На пригорке показался храм, не новострой какой-нибудь, а настоящий, старинный, с дорическими колоннами, подпирающими мощный портик. Белёная штукатурка кое-где отпала, обнажив розовую кладку. Ажурный крест на колокольне слегка покосился, железный лист отстал от купола и гремел на ветру. Гранитные надгробья погоста торчали из-за ржавой ограды вкривь и вкось.
– А какая тут в июне сирень! – воскликнула Обоярова. – Мы обязательно приедем сюда летом...
На лужайке перед храмом, как у модного бутика, было полным-полно дорогих автомобилей. Возле огромного никелированного джипа, похожего на межпланетный броневик, скучали два охранника-тяжеловеса.
– Ай, как хорошо! Застали! Слава богу! Ну, конечно, – воскликнула бывшая пионерка, – сегодня же предпразднество Богородицы! Как же я забыла!
Взяв с сиденья пакет с продуктами и вручив его Кокотову, она истово перекрестилась на купола и, повязывая на ходу платок с шанельными колечками, побежала вверх по ступенькам. Писодей тоже осенился непривыкшей рукой и последовал за ней. На паперти Наталья Павловна повелительно кивнула ему на двух нищих, лиловых от пьянства, и скрылась за тяжёлой дверью храма. Андрей Львович задержался, выскреб мелочь из карманов и с неприязнью сыпанул попрошайкам. В притворе вдоль стен штабелями лежали упакованные в дырявую плёнку новые конвекторы отопления и вязанки пластиковых труб. Судя по тому, что кто-то на пыльном целлофане вывел: «Христос воскресе!» – лежали они тут давно.

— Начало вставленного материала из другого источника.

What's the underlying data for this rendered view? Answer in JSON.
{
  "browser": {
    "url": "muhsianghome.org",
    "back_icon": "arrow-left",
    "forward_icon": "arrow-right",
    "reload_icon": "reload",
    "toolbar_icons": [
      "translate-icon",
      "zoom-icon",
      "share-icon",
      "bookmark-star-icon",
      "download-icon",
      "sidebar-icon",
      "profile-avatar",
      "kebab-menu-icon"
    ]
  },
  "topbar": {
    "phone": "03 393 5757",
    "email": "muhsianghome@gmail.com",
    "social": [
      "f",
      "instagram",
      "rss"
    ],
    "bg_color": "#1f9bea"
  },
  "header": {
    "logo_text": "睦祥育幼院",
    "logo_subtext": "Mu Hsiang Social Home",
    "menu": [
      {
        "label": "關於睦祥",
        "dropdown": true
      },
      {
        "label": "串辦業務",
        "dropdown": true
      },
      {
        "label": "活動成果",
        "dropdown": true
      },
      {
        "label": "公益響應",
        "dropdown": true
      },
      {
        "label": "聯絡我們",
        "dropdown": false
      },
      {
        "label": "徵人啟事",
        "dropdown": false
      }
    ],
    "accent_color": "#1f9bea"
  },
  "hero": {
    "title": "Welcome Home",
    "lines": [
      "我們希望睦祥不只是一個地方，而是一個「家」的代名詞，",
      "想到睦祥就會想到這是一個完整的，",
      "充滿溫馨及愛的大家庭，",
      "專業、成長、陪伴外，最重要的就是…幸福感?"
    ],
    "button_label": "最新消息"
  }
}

Робея, Кокотов вступил в благовонный сумрак храма и очень удивился. На аналое был водружён плазменный телевизор. С экрана батюшка в голубом облачении читал Евангелие. Он был черняв, коротко стрижен, бороду имел не окладистую, а короткую, недельную, почти как у Машкова в «Ликвидации». На гордом носу светились круглые стёклышки очков в тончайшей, почти невидимой оправе, и казалось, диоптрии, являя чудо, висят перед зеницами сами собой. Пастырь изредка отрывался от лежащей перед ним книги, взыскующе взглядывал на прихожан и продолжал чтение:
– ...Что вы ищете живого среди мёртвых? Его здесь нет. Он встал из гроба. Вспомните, что Он вам говорил, ещё будучи в Галилее? Что Сына Человеческого отдадут в руки грешников и распнут, но на третий день Он восстанет из гроба...
Перед монитором столпились человек тридцать. Одни смотрели на экран, другие, склонив головы, следили за прыгающим пламенем свечек, продетых в бумажки, на которые капал горячий воск. Среди прихожан наблюдательный писодей сразу заметил Имоверова. Репортёр нежно держал за мизинчик звезду телешоу «На голубом глазу» Лубкова. Рядом молились драчливый режиссёр Смурнов, пострадавший критик Билингвский и бессмертная певица Болотникова, ставшая после неудачной пластической операции похожей на жертву профессионального бокса. В храме собралось немало прочей эфирной шушеры, узнаваемой, но бесфамильной. Несколько модных дам, очевидно, приехавших из ближних коттеджных посёлков, исподтишка пересчитывали друг на дружке бриллианты. Кокотов вычислил и хозяина джипа-броневика. Тот угрюмо смотрел на свечку и крестился с таким тяжким размахом, точно хотел себя изувечить. На его груди сквозь расстёгнутую рубаху виднелся огромный золотой крест, смахивающий на вериги. За спиной босса дежурили два телохранителя: один сочувственно слушал отца Якова, а другой с интересом разглядывал упругие лосины Натальи Павловны. Отбив земные поклоны, она встала с пола и поцеловала экран монитора, поймав губами наставляющую руку пастыря.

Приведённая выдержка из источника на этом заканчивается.